The next day, increase your measurement by one: two sit-ups. The elephant might struggle to eat two peanuts at once, but it certainly won’t want to be caught by the slightly bigger mouse you drop behind it. You will climb your mountain, because you’re only focusing on one pebble at a time and maintaining a rhythm that will enforce itself; by focusing on the momentum carried toward a goal rather than the speed, you will develop a habit, which is infinitely less stupid than a ‘resolution’ as it has a rather compelling enforcement mechanism: your happiness and state of mind.
If you start with a single sit-up and increase this action by one with each new square on your calendar, rather than each new page, in less than three years you and your elephant will be a couple of lunatics who can do a thousand sit-ups in a day and feel unhappy about missing a workout. The Grand Canyon didn’t ‘resolve’ to carve itself into something so spectacular, it did it drop-by-drop over the course of time, with the threat of not reaching the ocean as motivation.

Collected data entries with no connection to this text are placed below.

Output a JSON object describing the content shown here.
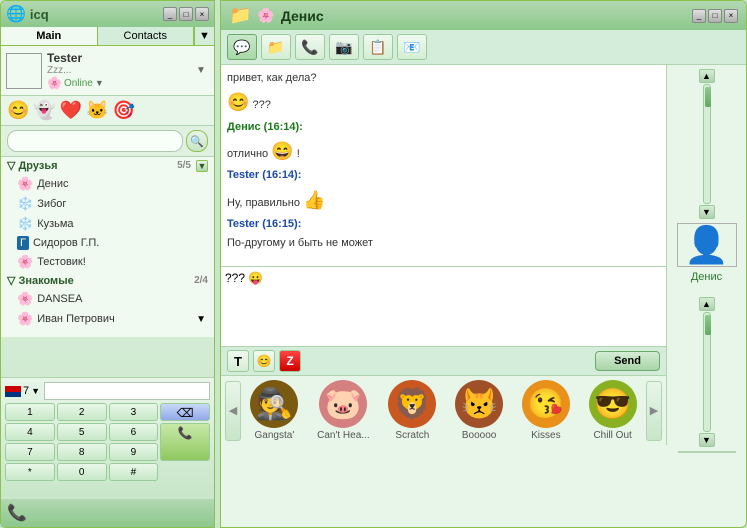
{
  "icq": {
    "title": "icq",
    "tabs": [
      {
        "label": "Main",
        "active": true
      },
      {
        "label": "Contacts",
        "active": false
      }
    ],
    "me": {
      "name": "Tester",
      "status_text": "Zzz...",
      "status": "Online"
    },
    "moods": [
      "😊",
      "👻",
      "❤️",
      "🐱",
      "🎯"
    ],
    "search_placeholder": "",
    "groups": [
      {
        "name": "Друзья",
        "count": "5/5",
        "contacts": [
          {
            "name": "Денис",
            "icon": "🌸"
          },
          {
            "name": "Зибог",
            "icon": "❄️"
          },
          {
            "name": "Кузьма",
            "icon": "❄️"
          },
          {
            "name": "Сидоров Г.П.",
            "icon": "🅰️"
          },
          {
            "name": "Тестовик!",
            "icon": "🌸"
          }
        ]
      },
      {
        "name": "Знакомые",
        "count": "2/4",
        "contacts": [
          {
            "name": "DANSEA",
            "icon": "🌸"
          },
          {
            "name": "Иван Петрович",
            "icon": "🌸"
          }
        ]
      }
    ],
    "phone": {
      "country_code": "7",
      "buttons": [
        "1",
        "2",
        "3",
        "4",
        "5",
        "6",
        "7",
        "8",
        "9",
        "*",
        "0",
        "#"
      ]
    },
    "win_buttons": [
      "_",
      "□",
      "×"
    ]
  },
  "chat": {
    "title": "Денис",
    "toolbar_buttons": [
      {
        "icon": "💬",
        "label": "history"
      },
      {
        "icon": "📁",
        "label": "files"
      },
      {
        "icon": "📞",
        "label": "call"
      },
      {
        "icon": "📹",
        "label": "video"
      },
      {
        "icon": "📋",
        "label": "info"
      },
      {
        "icon": "📧",
        "label": "email"
      }
    ],
    "messages": [
      {
        "type": "text",
        "text": "привет, как дела?",
        "sender": "",
        "bold": false
      },
      {
        "type": "emoji_text",
        "emoji": "😊",
        "text": "???",
        "sender": ""
      },
      {
        "type": "sender",
        "sender": "Денис (16:14):",
        "sender_type": "denis"
      },
      {
        "type": "emoji_text",
        "text": "отлично",
        "emoji": "😄",
        "extra": "!",
        "sender": ""
      },
      {
        "type": "sender",
        "sender": "Tester (16:14):",
        "sender_type": "tester"
      },
      {
        "type": "emoji_text",
        "text": "Ну, правильно",
        "emoji": "👍",
        "sender": ""
      },
      {
        "type": "sender",
        "sender": "Tester (16:15):",
        "sender_type": "tester"
      },
      {
        "type": "text",
        "text": "По-другому и быть не может",
        "sender": ""
      }
    ],
    "input_text": "??? 😛",
    "send_button": "Send",
    "contact_right": {
      "name": "Денис"
    },
    "smileys": [
      {
        "label": "Gangsta'",
        "bg": "#8B6914",
        "emoji": "🎩"
      },
      {
        "label": "Can't Hea...",
        "bg": "#e88080",
        "emoji": "🐷"
      },
      {
        "label": "Scratch",
        "bg": "#e86020",
        "emoji": "🐱"
      },
      {
        "label": "Booooo",
        "bg": "#c06030",
        "emoji": "😾"
      },
      {
        "label": "Kisses",
        "bg": "#e8a020",
        "emoji": "😘"
      },
      {
        "label": "Chill Out",
        "bg": "#a0c830",
        "emoji": "😎"
      }
    ],
    "win_buttons": [
      "_",
      "□",
      "×"
    ]
  }
}
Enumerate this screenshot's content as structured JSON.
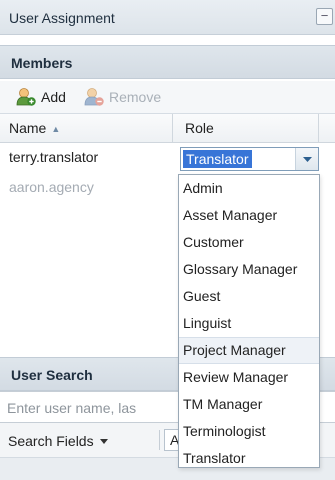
{
  "panel": {
    "title": "User Assignment",
    "collapse_icon": "minus-icon"
  },
  "members": {
    "title": "Members",
    "toolbar": {
      "add_label": "Add",
      "remove_label": "Remove"
    },
    "columns": {
      "name": "Name",
      "role": "Role"
    },
    "rows": [
      {
        "name": "terry.translator",
        "role": "Translator"
      },
      {
        "name": "aaron.agency"
      }
    ],
    "role_dropdown": {
      "options": [
        "Admin",
        "Asset Manager",
        "Customer",
        "Glossary Manager",
        "Guest",
        "Linguist",
        "Project Manager",
        "Review Manager",
        "TM Manager",
        "Terminologist",
        "Translator"
      ],
      "hovered": "Project Manager"
    }
  },
  "user_search": {
    "title": "User Search",
    "placeholder": "Enter user name, las",
    "search_fields_label": "Search Fields",
    "scope_value": "All"
  },
  "colors": {
    "selection": "#3875d7",
    "border": "#99a8b6",
    "header_bg": "#dfe6ec"
  }
}
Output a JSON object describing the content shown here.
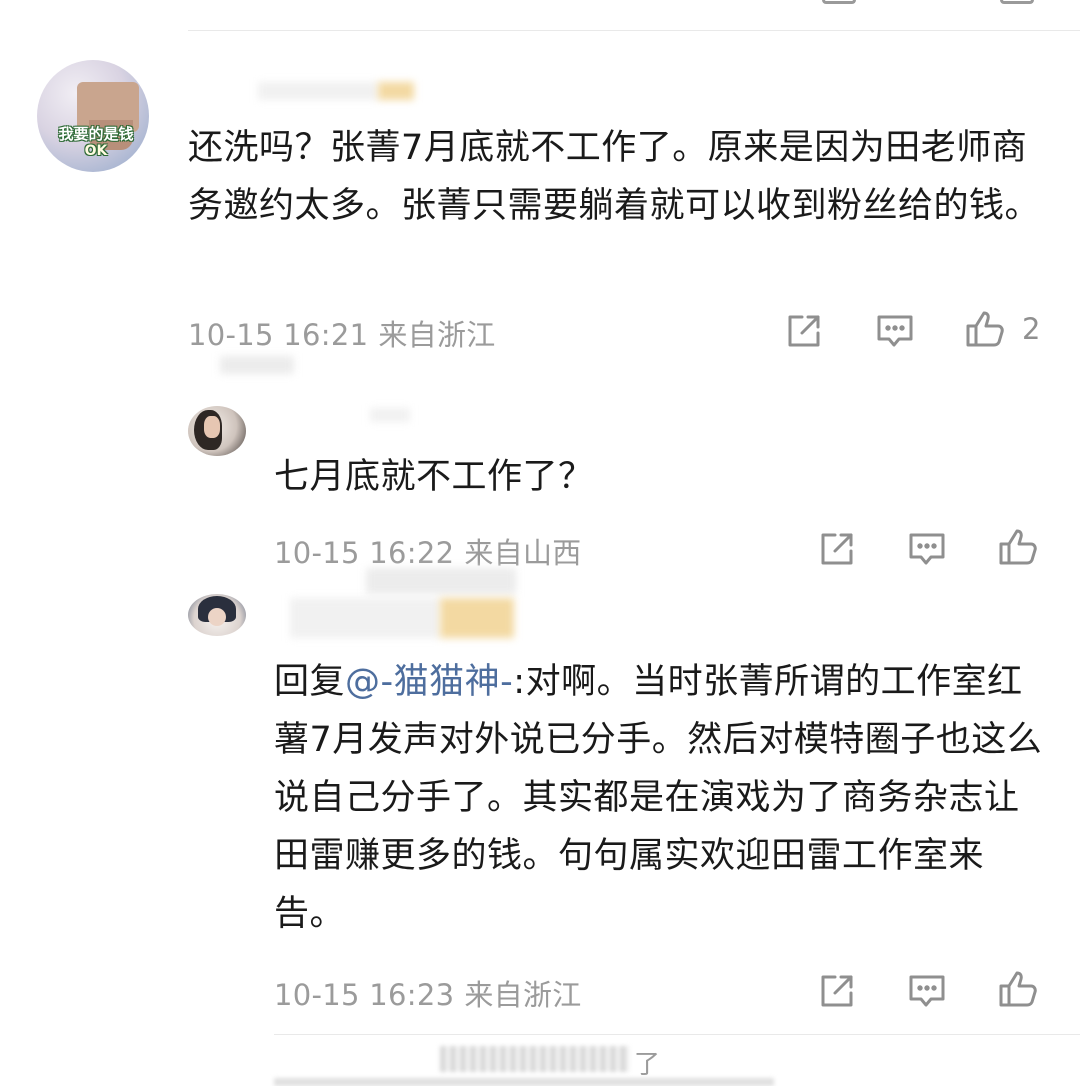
{
  "comments": {
    "main": {
      "text": "还洗吗？张菁7月底就不工作了。原来是因为田老师商务邀约太多。张菁只需要躺着就可以收到粉丝给的钱。",
      "time": "10-15 16:21",
      "location": "来自浙江",
      "like_count": "2",
      "avatar_sticker_line1": "我要的是钱",
      "avatar_sticker_line2": "OK"
    },
    "reply1": {
      "text": "七月底就不工作了？",
      "time": "10-15 16:22",
      "location": "来自山西"
    },
    "reply2": {
      "reply_prefix": "回复",
      "mention": "@-猫猫神-",
      "text": ":对啊。当时张菁所谓的工作室红薯7月发声对外说已分手。然后对模特圈子也这么说自己分手了。其实都是在演戏为了商务杂志让田雷赚更多的钱。句句属实欢迎田雷工作室来告。",
      "time": "10-15 16:23",
      "location": "来自浙江"
    }
  },
  "more_replies_suffix": "了",
  "icons": {
    "share": "share-icon",
    "comment": "comment-icon",
    "like": "thumbs-up-icon"
  },
  "colors": {
    "text": "#1a1a1a",
    "meta": "#9b9b9b",
    "mention": "#4e6e9e",
    "icon": "#8f8f8f"
  }
}
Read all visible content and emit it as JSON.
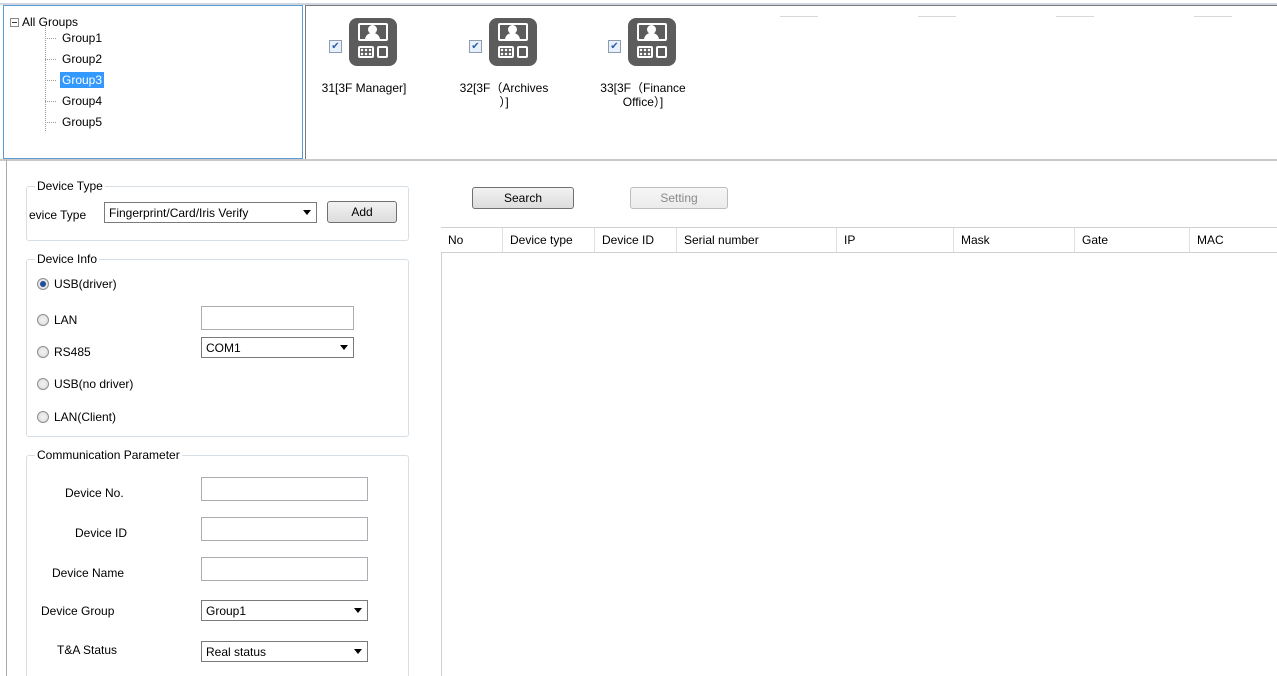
{
  "tree": {
    "root": "All Groups",
    "items": [
      "Group1",
      "Group2",
      "Group3",
      "Group4",
      "Group5"
    ],
    "selected_index": 2
  },
  "devices": [
    {
      "label_line1": "31[3F Manager]",
      "label_line2": "",
      "checked": true,
      "icon": "fingerprint-terminal-icon"
    },
    {
      "label_line1": "32[3F（Archives",
      "label_line2": "）]",
      "checked": true,
      "icon": "fingerprint-terminal-icon"
    },
    {
      "label_line1": "33[3F（Finance",
      "label_line2": "Office）]",
      "checked": true,
      "icon": "fingerprint-terminal-icon"
    }
  ],
  "device_type": {
    "legend": "Device Type",
    "label": "evice Type",
    "selected": "Fingerprint/Card/Iris Verify",
    "add_button": "Add"
  },
  "device_info": {
    "legend": "Device Info",
    "options": [
      "USB(driver)",
      "LAN",
      "RS485",
      "USB(no driver)",
      "LAN(Client)"
    ],
    "selected_option": "USB(driver)",
    "lan_value": "",
    "com_port": "COM1"
  },
  "comm_params": {
    "legend": "Communication Parameter",
    "device_no_label": "Device No.",
    "device_no_value": "",
    "device_id_label": "Device ID",
    "device_id_value": "",
    "device_name_label": "Device Name",
    "device_name_value": "",
    "device_group_label": "Device Group",
    "device_group_value": "Group1",
    "ta_status_label": "T&A Status",
    "ta_status_value": "Real status"
  },
  "toolbar": {
    "search_label": "Search",
    "setting_label": "Setting"
  },
  "table": {
    "columns": [
      "No",
      "Device type",
      "Device ID",
      "Serial number",
      "IP",
      "Mask",
      "Gate",
      "MAC"
    ],
    "rows": []
  },
  "colors": {
    "selection": "#3399ff",
    "panel_border": "#5b9bd5",
    "icon_fill": "#5c5c5c"
  }
}
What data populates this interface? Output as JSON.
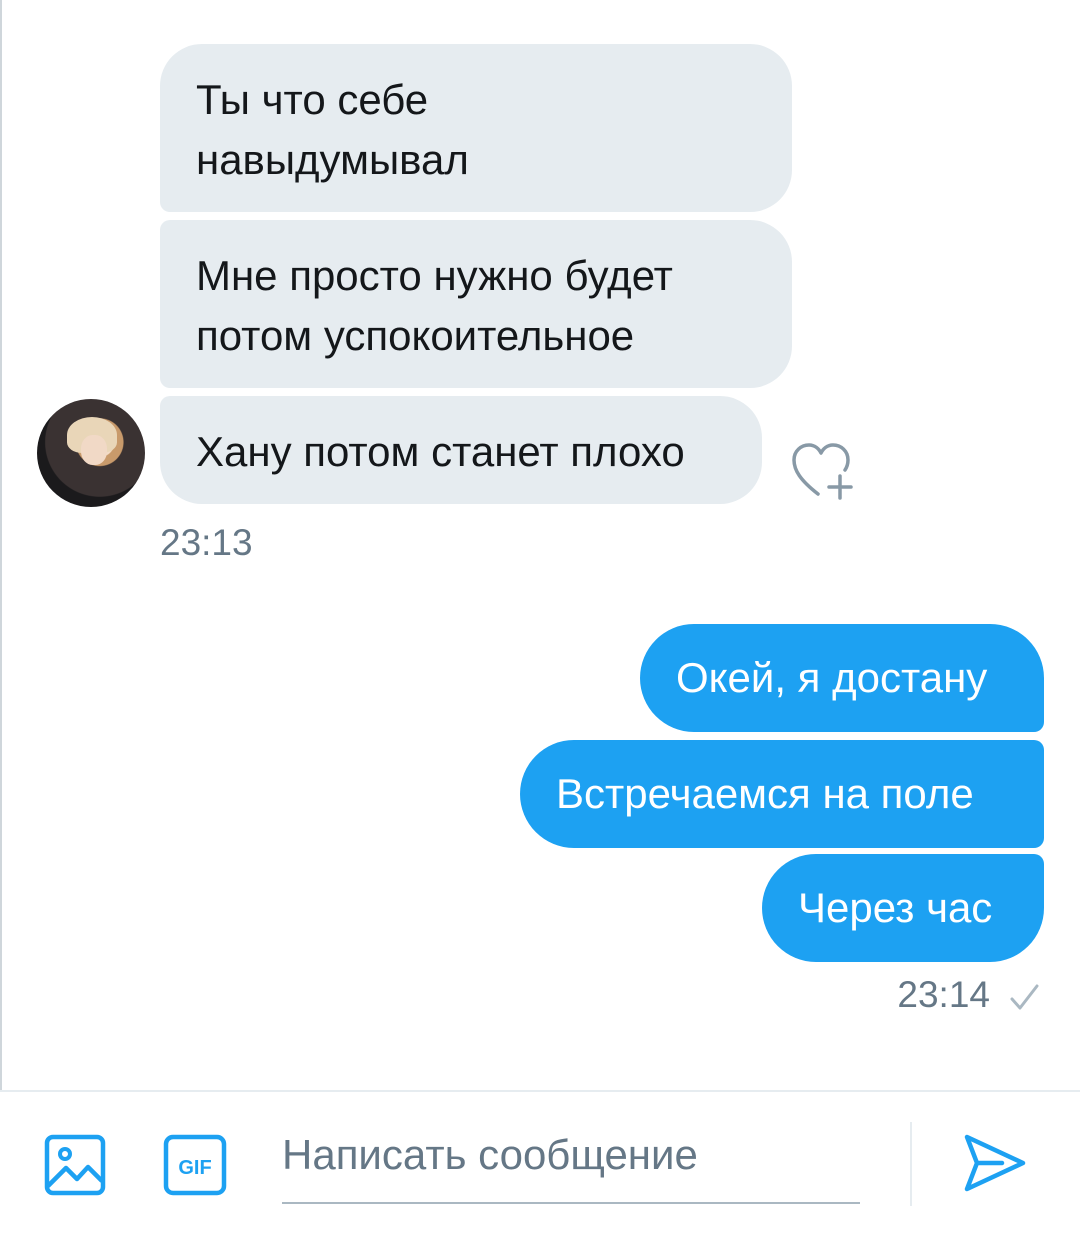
{
  "conversation": {
    "received": [
      {
        "text": "Ты что себе\nнавыдумывал"
      },
      {
        "text": "Мне просто нужно будет\nпотом успокоительное"
      },
      {
        "text": "Хану потом станет плохо"
      }
    ],
    "received_time": "23:13",
    "sent": [
      {
        "text": "Окей, я достану"
      },
      {
        "text": "Встречаемся на поле"
      },
      {
        "text": "Через час"
      }
    ],
    "sent_time": "23:14"
  },
  "icons": {
    "like": "heart-plus-icon",
    "read_status": "checkmark-icon",
    "media": "image-icon",
    "gif": "gif-icon",
    "send": "send-icon"
  },
  "compose": {
    "placeholder": "Написать сообщение",
    "gif_label": "GIF"
  },
  "colors": {
    "accent": "#1da1f2",
    "received_bubble": "#e6ecf0",
    "muted_text": "#657786"
  }
}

The reason why it can be so difficult to grow up, mature, and improve is because we request results all at once and activate our attempts so abruptly. You cannot simply install an improvement into your life, it must be adopted, grown, and maintained.
Pick any improvement you seek and break it into 1% increments: in just over three months you’ll achieve it. It’s exactly that easy and exactly that difficult. But as you achieve momentum, it will be quite difficult for you to slow down or stop; setting a slow but steady rhythm of advancement will slowly transform your resolution into a trait, one which will be hard to peel from your identity. It took a long time to build Rome and a long time for it to fade; anything built brick-by-brick cannot decay any other way.
New Year’s Resolutions so often fail or fade because they exist without balance: the hope of improvement must be propelled by a consequence of failure. Never again wait until the Januarys of your life to address the elephant in your room. It’s not sitting on your chest, it’s nudging you. Scratch it behind the ears, hop on the saddle, scale the mountains before you, and prance over the edge. No matter how heavy it seems, you have my (and Newton’s) word: anything with a running start can fly.